Friday, December 3, 2021

8:00 am - 10:00 am

In Partial Fulfillment of the Requirements for the Degree of Doctor of Philosophy
Shaoshuai Zhang
will defend his proposal
Matrix Computations on TensorCore


Abstract

The emergence of neural engines such as Nvidia TensorCore GPU brings a revolution to deep neural networks, as the neural engines can perform extremely fast general matrix multiplications. However, how to deploy other algorithms or applications on neural engines remains questionable. In this dissertation, I try to explore the possibilities of using neural engines to accelerate BLAS3 operations, linear algebra algorithms and machine learning algorithms on GPUs, hybrid CPU-GPU architecture, and distributed systems. Specifically, I design TensorCore-based matrix computation algorithms that can work on different architectures.

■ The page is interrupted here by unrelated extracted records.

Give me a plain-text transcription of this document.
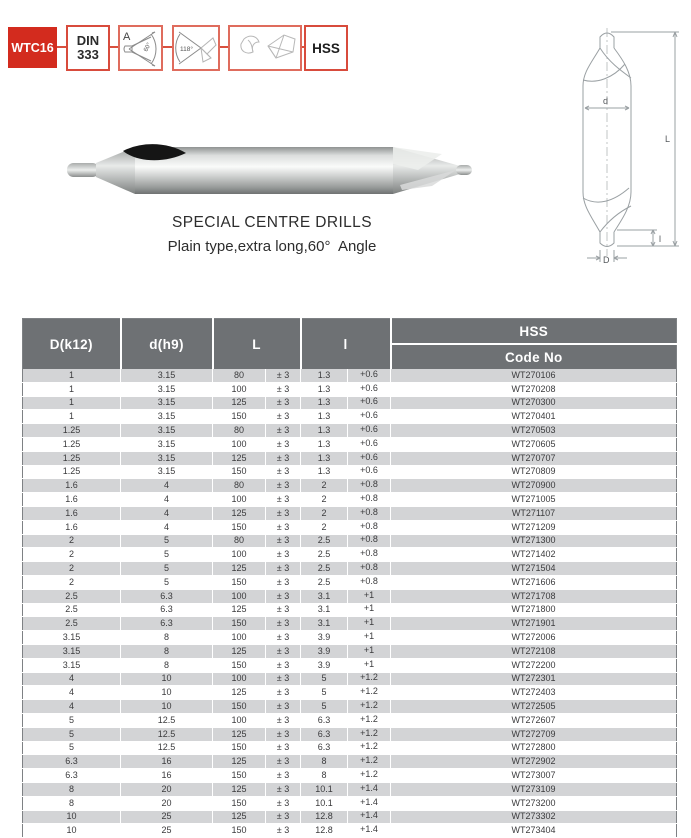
WTC16 DIN
333
A
60°	118°	HSS
d
L
l
D
SPECIAL CENTRE DRILLS
Plain type,extra long,60°  Angle
D(k12)	d(h9)	L		l		HSS
						Code No
1	3.15	80	± 3	1.3	+0.6	WT270106
1	3.15	100	± 3	1.3	+0.6	WT270208
1	3.15	125	± 3	1.3	+0.6	WT270300
1	3.15	150	± 3	1.3	+0.6	WT270401
1.25	3.15	80	± 3	1.3	+0.6	WT270503
1.25	3.15	100	± 3	1.3	+0.6	WT270605
1.25	3.15	125	± 3	1.3	+0.6	WT270707
1.25	3.15	150	± 3	1.3	+0.6	WT270809
1.6	4	80	± 3	2	+0.8	WT270900
1.6	4	100	± 3	2	+0.8	WT271005
1.6	4	125	± 3	2	+0.8	WT271107
1.6	4	150	± 3	2	+0.8	WT271209
2	5	80	± 3	2.5	+0.8	WT271300
2	5	100	± 3	2.5	+0.8	WT271402
2	5	125	± 3	2.5	+0.8	WT271504
2	5	150	± 3	2.5	+0.8	WT271606
2.5	6.3	100	± 3	3.1	+1	WT271708
2.5	6.3	125	± 3	3.1	+1	WT271800
2.5	6.3	150	± 3	3.1	+1	WT271901
3.15	8	100	± 3	3.9	+1	WT272006
3.15	8	125	± 3	3.9	+1	WT272108
3.15	8	150	± 3	3.9	+1	WT272200
4	10	100	± 3	5	+1.2	WT272301
4	10	125	± 3	5	+1.2	WT272403
4	10	150	± 3	5	+1.2	WT272505
5	12.5	100	± 3	6.3	+1.2	WT272607
5	12.5	125	± 3	6.3	+1.2	WT272709
5	12.5	150	± 3	6.3	+1.2	WT272800
6.3	16	125	± 3	8	+1.2	WT272902
6.3	16	150	± 3	8	+1.2	WT273007
8	20	125	± 3	10.1	+1.4	WT273109
8	20	150	± 3	10.1	+1.4	WT273200
10	25	125	± 3	12.8	+1.4	WT273302
10	25	150	± 3	12.8	+1.4	WT273404
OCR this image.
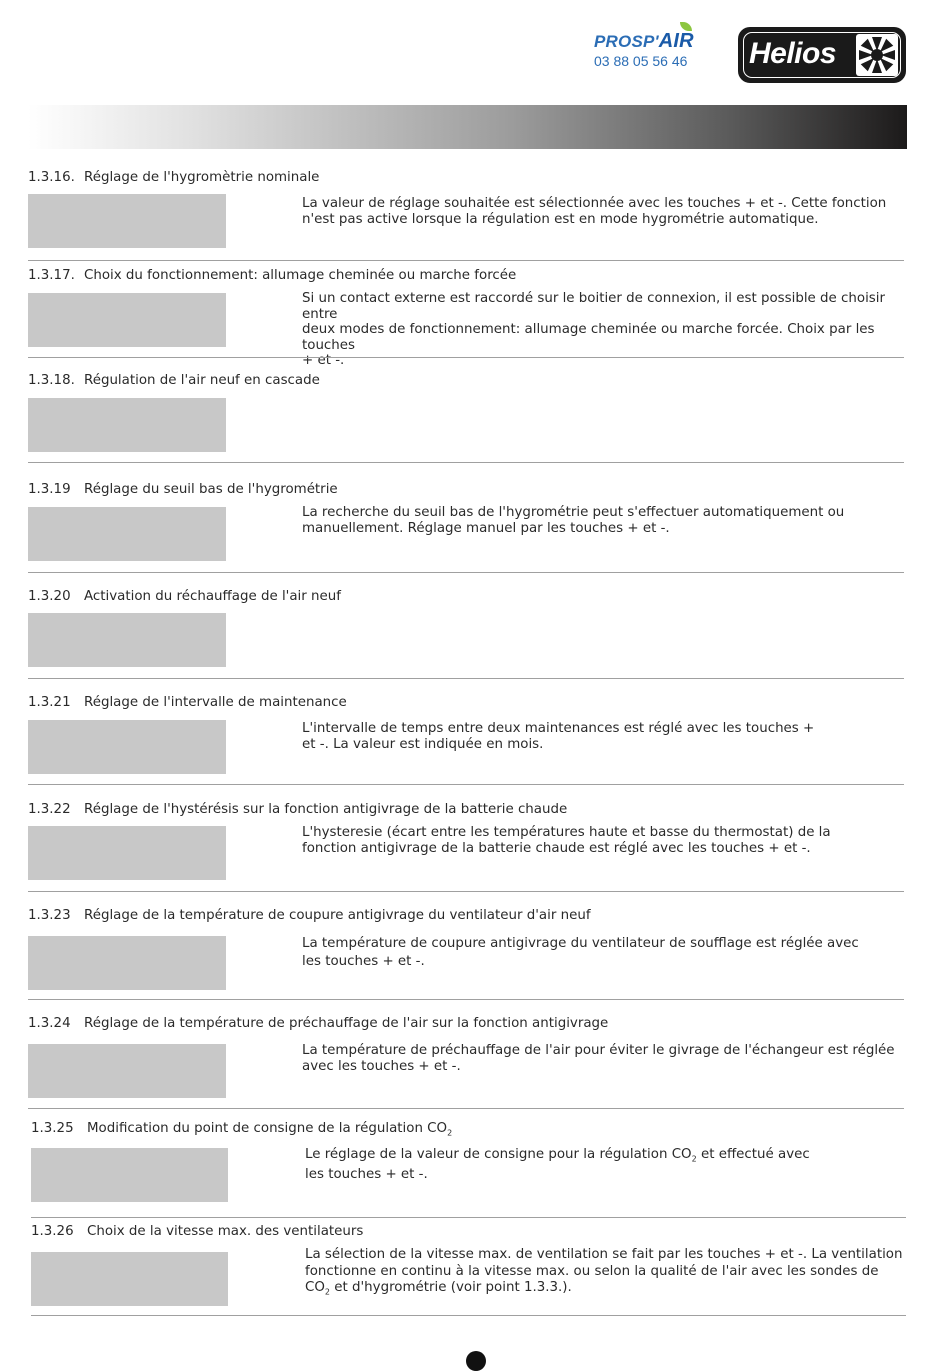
PROSP'AIR
03 88 05 56 46 Helios
1.3.16. Réglage de l'hygromètrie nominale
La valeur de réglage souhaitée est sélectionnée avec les touches + et -. Cette fonction
n'est pas active lorsque la régulation est en mode hygrométrie automatique.
1.3.17. Choix du fonctionnement: allumage cheminée ou marche forcée
Si un contact externe est raccordé sur le boitier de connexion, il est possible de choisir entre
deux modes de fonctionnement: allumage cheminée ou marche forcée. Choix par les touches
+ et -.
1.3.18. Régulation de l'air neuf en cascade
1.3.19 Réglage du seuil bas de l'hygrométrie
La recherche du seuil bas de l'hygrométrie peut s'effectuer automatiquement ou
manuellement. Réglage manuel par les touches + et -.
1.3.20 Activation du réchauffage de l'air neuf
1.3.21 Réglage de l'intervalle de maintenance
L'intervalle de temps entre deux maintenances est réglé avec les touches +
et -. La valeur est indiquée en mois.
1.3.22 Réglage de l'hystérésis sur la fonction antigivrage de la batterie chaude
L'hysteresie (écart entre les températures haute et basse du thermostat) de la
fonction antigivrage de la batterie chaude est réglé avec les touches + et -.
1.3.23 Réglage de la température de coupure antigivrage du ventilateur d'air neuf
La température de coupure antigivrage du ventilateur de soufflage est réglée avec
les touches + et -.
1.3.24 Réglage de la température de préchauffage de l'air sur la fonction antigivrage
La température de préchauffage de l'air pour éviter le givrage de l'échangeur est réglée
avec les touches + et -.
1.3.25 Modification du point de consigne de la régulation $CO_2$
Le réglage de la valeur de consigne pour la régulation $CO_2$ et effectué avec
les touches + et -.
1.3.26 Choix de la vitesse max. des ventilateurs
La sélection de la vitesse max. de ventilation se fait par les touches + et -. La ventilation
fonctionne en continu à la vitesse max. ou selon la qualité de l'air avec les sondes de
$CO_2$ et d'hygrométrie (voir point 1.3.3.).
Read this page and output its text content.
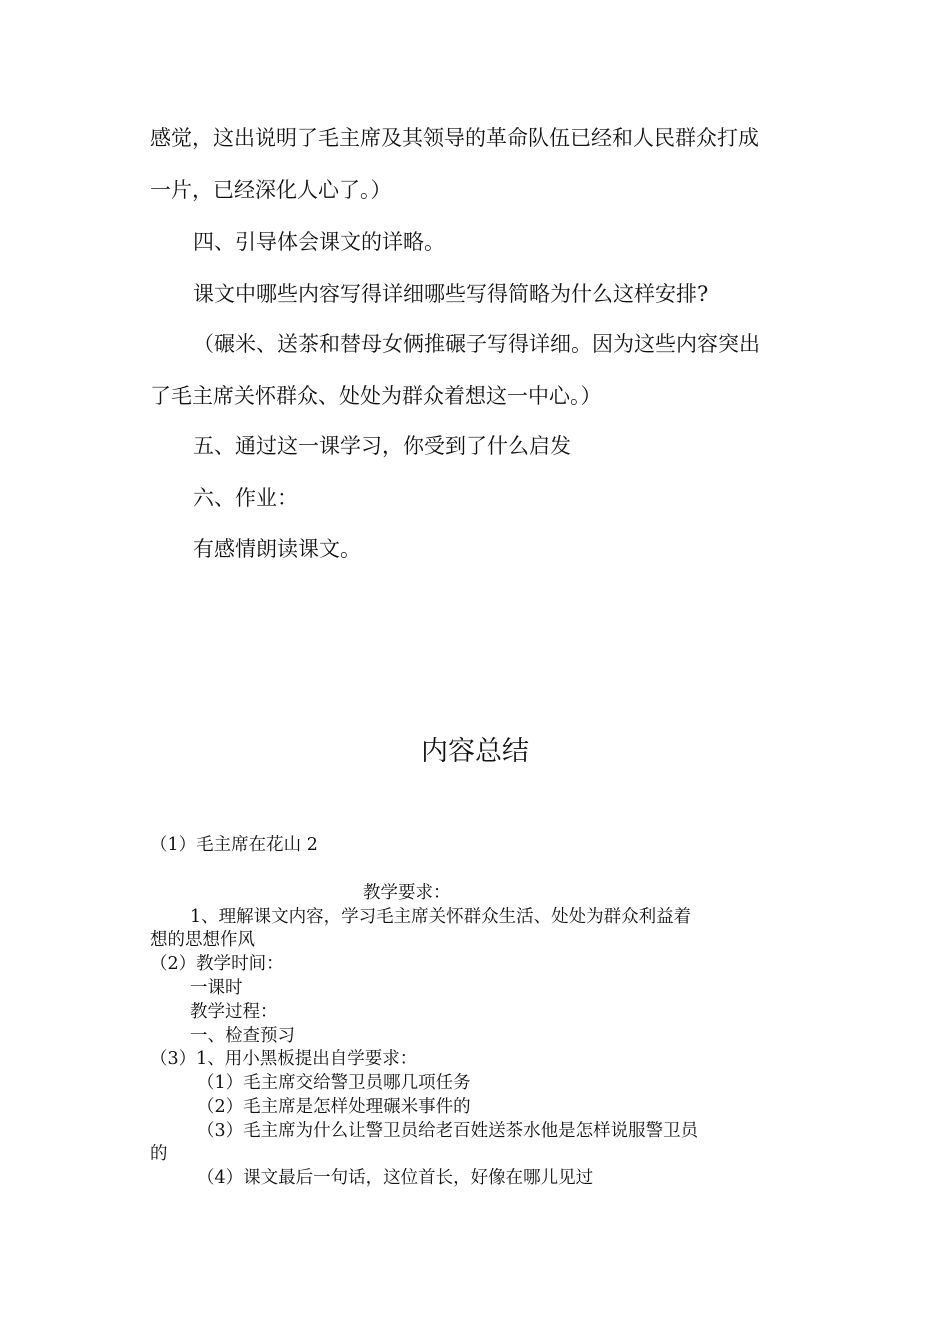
感觉，这出说明了毛主席及其领导的革命队伍已经和人民群众打成

一片，已经深化人心了。）

四、引导体会课文的详略。

课文中哪些内容写得详细哪些写得简略为什么这样安排?

（碾米、送茶和替母女俩推碾子写得详细。因为这些内容突出

了毛主席关怀群众、处处为群众着想这一中心。）

五、通过这一课学习，你受到了什么启发

六、作业：

有感情朗读课文。

内容总结

（1）毛主席在花山 2

教学要求：

1、理解课文内容，学习毛主席关怀群众生活、处处为群众利益着

想的思想作风

（2）教学时间：

一课时

教学过程：

一、检查预习

（3）1、用小黑板提出自学要求：

（1）毛主席交给警卫员哪几项任务

（2）毛主席是怎样处理碾米事件的

（3）毛主席为什么让警卫员给老百姓送茶水他是怎样说服警卫员

的

（4）课文最后一句话，这位首长，好像在哪儿见过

On a single GPU, my work includes implementing the basic linear algebra operations, and these operations can be used in further matrix factorizations. In terms of matrix factorizations, I devote myself to developing the recursive QR factorization which utilizes the power of TensorCore efficiently. I would also like to try other matrix factorization algorithms, for instance, factorization and eigenvalue decomposition. In addition, I also try to migrate the scalable CPU-based support vector machine tool to TensorCore, which exhibits a significant speedup and shows better performance compared to other GPU-based SVD software. On the CPU-GPU hybrid architecture, I go a step further on investigating the recursive strategy, then do a case study of out-of-core QR factorization using the recursive strategy, and the results prove that the recursive algorithm works much better than the conventional algorithm. On the distributed memory system, my current work is developing a unique data structure named universal distributed array which has abundant programming flexibility and it can utilize TensorCore as well. Generally speaking, the TensorCore-based algorithms typically have a very high performance, but it has to face the accuracy loss problem because of using half precision.


Friday, December 3, 2021
8:00 AM - 10:00 AM CT
Online via  MSFT Teams

Dr. Panruo Wu, dissertation advisor

Faculty, students and the general public are invited.